Caso Giulio Regeni, il capo della Polizia Gabrielli: “Verità esigenza per il Paese”
Sul caso Giulio Regeni parla il capo della Polizia Franco Gabrielli. “La collaborazione con l’Egitto e la ragion di Stato non possono offuscare la nostra volontà di chiedere il massimo delle risposte sul caso Regeni e comprimere il diritto alla verità”, dice il capo della Polizia.
“Il diritto alla verità”
Un’esigenza “che è di un famiglia e anche di un Paese intero”. Queste le parole del capo della Polizia Gabrielli a margine di un incontro con i rappresentanti di polizie di paesi africani, tra cui l’Egitto, chiedendo di non sovrapporre le due questioni. “A meno che non si decida che con l’Egitto non si devono avere rapporti” ha aggiunto.
“L’esigenza di mantenere la collaborazione non può e non deve comprimere il diritto di verità, una richiesta che non è solo di una famiglia ma dell’intero paese di fronte alla tragica fine di Giulio Regeni”, ha aggiunto Gabrielli.
“Poi c’è un altro tema quello della cooperazione e di questioni che sono comunque importanti per la sicurezza nazionale – ha spiegato – A meno che non si decida, senza l’ipocrisia che ogni tanto alberga in questo paese, che con l’Egitto non si debbano più avere più rapporti”.
46 mesi senza Giulio
Sono trascorsi quarantasei mesi da quando gli agenti della National security, il servizio segreto civile egiziano — oggi questo è possibile affermarlo con la certezza dell’indicativo — rapirono Giulio Regeni, ricercatore italiano all’università di Cambridge, al Cairo.

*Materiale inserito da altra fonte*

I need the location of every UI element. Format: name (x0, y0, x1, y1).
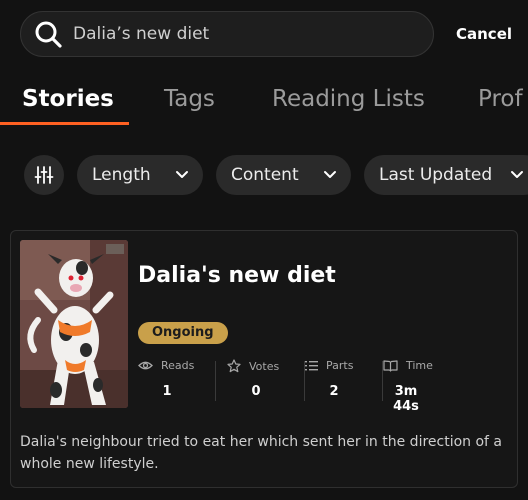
filter-length[interactable]: Length (77, 155, 203, 195)
stat-reads: Reads 1 (138, 359, 216, 404)
story-title[interactable]: Dalia's new diet (138, 263, 336, 288)
active-tab-indicator (0, 122, 129, 125)
story-card[interactable]: Dalia's new diet Ongoing Reads 1 Votes 0… (10, 230, 518, 488)
stat-time: Time 3m 44s (383, 359, 443, 414)
divider (215, 361, 216, 401)
story-cover-image[interactable] (20, 240, 128, 408)
chevron-down-icon (511, 171, 523, 178)
stat-votes-value: 0 (251, 384, 261, 399)
search-icon (35, 21, 62, 48)
stat-time-value: 3m 44s (393, 384, 419, 414)
sliders-icon (34, 166, 54, 184)
list-icon (305, 361, 318, 371)
filter-settings-button[interactable] (24, 155, 64, 195)
stat-reads-value: 1 (162, 384, 172, 399)
status-badge: Ongoing (138, 322, 228, 344)
chevron-down-icon (324, 171, 336, 178)
filter-content[interactable]: Content (216, 155, 351, 195)
tab-profiles[interactable]: Prof (478, 86, 523, 112)
filter-content-label: Content (231, 165, 299, 185)
stat-votes-label: Votes (249, 359, 280, 373)
book-icon (383, 359, 398, 372)
search-input[interactable]: Dalia’s new diet (73, 24, 209, 44)
tab-tags[interactable]: Tags (164, 86, 215, 112)
star-icon (227, 359, 241, 373)
filter-length-label: Length (92, 165, 151, 185)
stat-parts-label: Parts (326, 359, 354, 372)
story-stats: Reads 1 Votes 0 Parts 2 Time 3m 44s (138, 359, 433, 414)
story-description: Dalia's neighbour tried to eat her which… (20, 434, 503, 472)
stat-parts-value: 2 (329, 384, 339, 399)
stat-reads-label: Reads (161, 359, 195, 372)
stat-time-label: Time (406, 359, 433, 372)
chevron-down-icon (176, 171, 188, 178)
filter-last-updated[interactable]: Last Updated (364, 155, 528, 195)
eye-icon (138, 361, 153, 370)
filter-last-updated-label: Last Updated (379, 165, 493, 185)
stat-parts: Parts 2 (305, 359, 383, 404)
search-bar[interactable]: Dalia’s new diet (20, 11, 434, 57)
tab-stories[interactable]: Stories (22, 86, 114, 112)
tab-bar: Stories Tags Reading Lists Prof (0, 86, 528, 126)
tab-reading-lists[interactable]: Reading Lists (272, 86, 425, 112)
cancel-button[interactable]: Cancel (456, 25, 512, 43)
filter-bar: Length Content Last Updated (0, 155, 528, 195)
stat-votes: Votes 0 (227, 359, 305, 404)
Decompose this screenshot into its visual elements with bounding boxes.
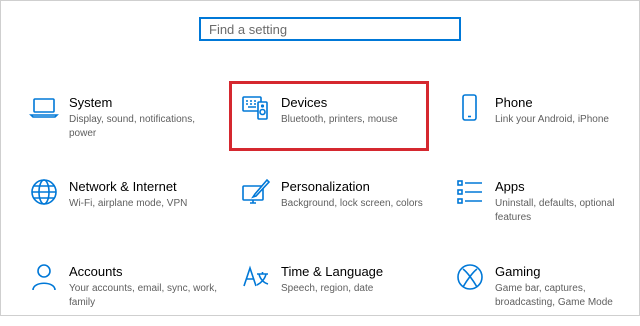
tile-personalization[interactable]: Personalization Background, lock screen,… [241,177,437,241]
tile-title: Gaming [495,264,541,279]
tile-title: Phone [495,95,533,110]
tile-accounts[interactable]: Accounts Your accounts, email, sync, wor… [29,262,225,326]
paint-brush-icon [241,177,271,207]
phone-icon [455,93,485,123]
tile-title: Personalization [281,179,370,194]
search-input[interactable] [209,21,459,37]
keyboard-speaker-icon [241,93,271,123]
laptop-icon [29,93,59,123]
tile-gaming[interactable]: Gaming Game bar, captures, broadcasting,… [455,262,640,326]
tile-phone[interactable]: Phone Link your Android, iPhone [455,93,640,157]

Erano le 19:41 del 25 gennaio 2016 quando Giulio uscì di casa, nel quartiere residenziale di Dokki, per raggiungere un amico in piazza Tahrir. Giulio entrò nella metropolitana circa dieci minuti dopo: alle19:51 le celle telefoniche agganciarono per l’ultima volta il segnale del suo cellulare. Da quel momento Giulio entrò nel buco nero del regime di Al Sisi. Il suo corpo fu ritrovato nove giorni dopo, il 3 febbraio, abbandonato sul ciglio della strada che dal Cairo corre verso Alessandria, sul cavalcavia Hazem Hassan. Era senza vestiti e il suo corpo era stato usato come una lavagna dell’orrore: portava infatti i segni di giorni di tortura.
Le indagini sono portate avanti dai magistrati della procura di Roma e dal sostituto procuratore Sergio Colaiocco che coordina le indagini.
La piattaforma Regenifiles
Intanto, il quotidiano Repubblica ha lanciato la piattaforma “Regenifiles” dove chiunque, in modo anonimo e sicuro, potrà inviare informazioni o documenti utili all’accertamento della verità sull’omicidio di Giulio Regeni.
La piattaforma è stata sviluppata sulla base di GlobaLeaks, un software sviluppato dalla no-profit italiana Hermes Center e le segnalazioni arriveranno in maniera assolutamente anonima ai legali della famiglia Regeni.